Venedig-Biennale 2024

Aus der Sicht des Löwen

Wenn in Venedig die Biennale eröffnet, sind Walton Fords jüngste Bilder in der Bibliothek des Ateneo Veneto zu sehen. Er hat sich von Tintorettos „Vision des Heiligen Hieronymus“ inspirieren lassen und imaginiert die Legende neu. Ein Atelierbesuch in New York

Von Lisa Zeitz
16.04.2024
/ Erschienen in Weltkunst Nr. 225

Nach der Lektüre der Legende kamen ihm Traumbilder von einem blutigen Löwenmaul

„Riechen Sie das?“ Walton Ford hält inne. Vom Eingang her zieht ein Marihuana-Schwaden ins Atelier. Seit zwei Jahren ist der Konsum in New York legal und der Geruch beim Spaziergang durch die Stadt allgegenwärtig. „Es ist witzig, ausgerechnet vor meiner Haustür werden jeden Tag Joints geraucht. Ich bin seit zwölf Jahren nüchtern!“ Er lacht, und kommt wieder auf Hieronymus zu sprechen, der ihm ein Inventar an Motiven beschert hat: Bücher, denn der Kirchenvater hat die Bibel ins Lateinische übersetzt, den Esel, den Löwen, die Dornen und einen Totenkopf als Memento mori. Nach der Lektüre der Heiligenlegende kamen ihm Traumbilder von einem blutigen Löwenmaul, brennenden Büchern und einem Löwenschädel, die er „ungefiltert“, sagt er, in seine Kunst übertrug.

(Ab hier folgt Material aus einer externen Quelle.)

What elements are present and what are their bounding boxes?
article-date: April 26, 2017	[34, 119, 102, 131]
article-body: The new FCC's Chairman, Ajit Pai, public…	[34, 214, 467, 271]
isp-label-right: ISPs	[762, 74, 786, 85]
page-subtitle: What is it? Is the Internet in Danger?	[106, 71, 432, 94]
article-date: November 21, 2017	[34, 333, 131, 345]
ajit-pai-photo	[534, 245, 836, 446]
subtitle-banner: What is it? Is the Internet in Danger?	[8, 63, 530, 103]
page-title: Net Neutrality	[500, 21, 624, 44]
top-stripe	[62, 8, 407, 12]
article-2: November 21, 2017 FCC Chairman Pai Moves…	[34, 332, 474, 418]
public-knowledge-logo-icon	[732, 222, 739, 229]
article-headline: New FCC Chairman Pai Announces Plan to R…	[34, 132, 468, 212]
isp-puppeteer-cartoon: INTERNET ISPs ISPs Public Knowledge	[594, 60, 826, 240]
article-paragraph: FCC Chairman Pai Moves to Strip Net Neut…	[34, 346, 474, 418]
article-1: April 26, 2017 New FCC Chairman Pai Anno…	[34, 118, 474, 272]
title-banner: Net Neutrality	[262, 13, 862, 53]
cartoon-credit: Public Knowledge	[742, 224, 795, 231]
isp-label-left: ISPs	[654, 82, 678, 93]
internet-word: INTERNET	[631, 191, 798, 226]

Er zeigt auf dem iPad ein schon vollendetes Hochformat, auf dem der Löwe mit Büchern beladen ist. Ähnlich wie der Heilige auf Tintorettos Gemälde blickt das Tier gen Himmel. „Der Löwe hat nun eine Vision, aber wir können sie nicht sehen.“ Dieses Werk soll zusammen mit Tintorettos Gemälde installiert werden, Rücken an Rücken, als wären sie Vorder- und Rückseite einer Tafel. „Warum ich nicht Brennholz, sondern brennende Bücher gemalt habe, kann ich nicht sagen. Vielleicht symbolisieren sie die menschliche Kultur. Vielleicht stehen sie für all den Quatsch, der jemals über Löwen geschrieben wurde. Der größte Feind des Löwen ist das, was wir über ihn denken. Wir sind das Problem der Löwen, unsere Obsession. Wir schauen uns das Musical ‚Lion King‘ an, wir verfolgen sie auf Safaris mit Kameras und Range Rovers, wir jagen sie, wir haben sie ins Kolosseum gebracht, wir haben viele Unterarten des Löwen ausgerottet. Wir sind von ihnen besessen.“

Walton Fords Vision des Löwen steht in Venedig im Dialog mit Tintorettos Marienvision des Heiligen Hieronymus
Walton Fords Vision des Löwen © Courtesy of the artist and Kasmin, New York, Foto: Charlie Rubin

Diese Idee schwingt für ihn auch bei seinem Bild „Phantom“ mit, auf dem er den Löwen in monumentalem Format als Geist in blassen Farben gemalt hat. In der japanischen Malerei, erläutert er, sei es Tradition, die Füße von Geistern auszublenden, so sei er auf den Nebel gekommen. „Er ist ein Geist, nur das Buch in seinem Maul ist echt. Blutet das Buch? Oder ist das Maul blutig, weil er Hieronymus getötet hat? Für den Löwen ist das Buch etwas Unheilvolles.“ Ein Symbol für die Zivilisation? Ford will sich nicht festlegen.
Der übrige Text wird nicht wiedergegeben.